PAGCOR posts 16.5 percent revenue gain in 2011
February 21, 2012
Casino Filipino Cebu was among the PAGCOR properties that posted strong 2011 results.
The Philippine Amusement and Gaming Corporation’s (PAGCOR) total revenues last year reached P36.65 billion, a P5.19 billion or 16.52 percent growth compared to its total income of P31.46 billion in 2010 (US$1 = P43.27), putting the government-run gaming agency on solid ground as it prepares for new competition from the private sector.

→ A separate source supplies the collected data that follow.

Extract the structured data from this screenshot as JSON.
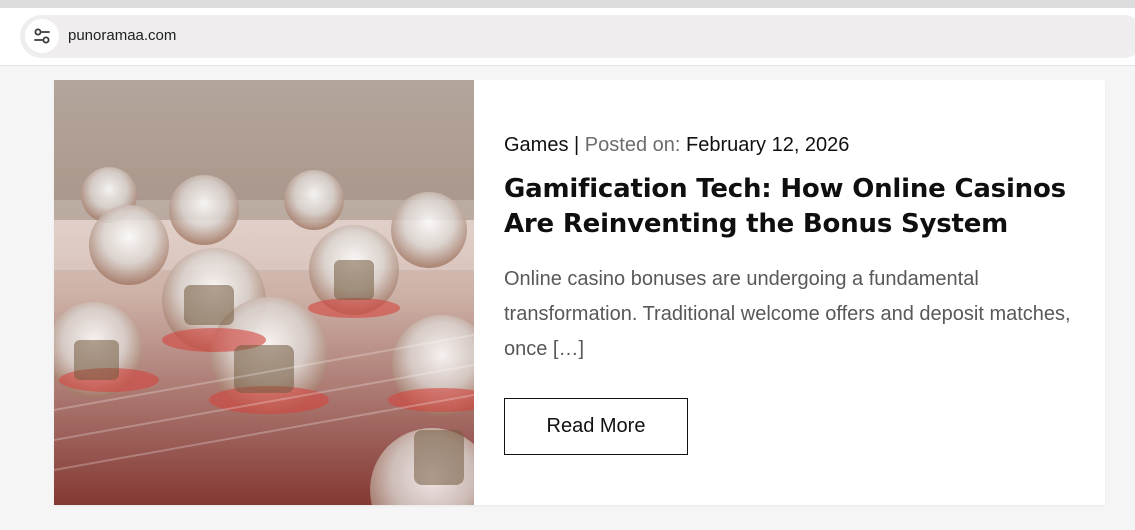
{
  "browser": {
    "url": "punoramaa.com",
    "site_info_icon": "tune-icon"
  },
  "post": {
    "category": "Games",
    "separator": "|",
    "posted_label": "Posted on:",
    "date": "February 12, 2026",
    "title": "Gamification Tech: How Online Casinos Are Reinventing the Bonus System",
    "excerpt": "Online casino bonuses are undergoing a fundamental transformation. Traditional welcome offers and deposit matches, once […]",
    "read_more_label": "Read More",
    "image_alt": "Blurred red casino table with clear glass game pieces"
  }
}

PAGCOR Chairman and CEO Cristino Naguiat, Jr. noted that “2011 was truly a record-setting year for PAGCOR. We were able to break our monthly income record six times during the year, and we posted the highest winnings record twice in PAGCOR’s own gaming operations.” The agency began to post record-breaking monthly earnings in May, and ended 2011, “on a high note when we earned a staggering P3.50 billion gross income last December. This is by far the highest revenue ever earned by PAGCOR for a single month in its history.”
PAGCOR’s gaming win reached P25 billion in 2011, up by P3.13 billion from 2010. The company’s previous highest annual gaming income was P23.28 billion in 2008. The results in 2011 were highlighted by two monthly records from Casino Filipino’s own operations—P2.32 billion in November and P2.45 billion in December. The previous record was P2.24 billion posted in August 2009.
Naguiat said PAGCOR’s results were attained through “a more aggressive campaign to improve Casino Filipino’s gaming operations. We also employed a more practical approach to spending for our marketing-related expenses. We are more efficient and cost-effective now in terms of doing our marketing programs, particularly those programs intended for our foreign players.”
Growth also came via other gaming activities such as licensed private casinos, poker clubs, e-games, and commercial bingo. “Our earnings from these operations in 2011 reached P11 billion, which exceeded by P2 billion the total amount PAGCOR earned from them in 2010,” Naguiat said.
Naguiat anticipates tougher times ahead for the state-owned gaming firm because of new competition from hotels and casinos at the Entertainment City Manila project. “Bloomberry’s Solaire and the SM Consortium’s Belle Grande are expected to open by 2013 at the Entertainment City Manila (ECM). That means we will be up against two more integrated resorts with a gaming component by next year.”
Naguiat, however, expects the Entertainment City Manila to do more good than harm against PAGCOR as the project will bring “a million tourists” to the area benefitting all gaming operators and, as regulator, PAGCOR “expect to get substantial earnings in the form of regulatory fees.”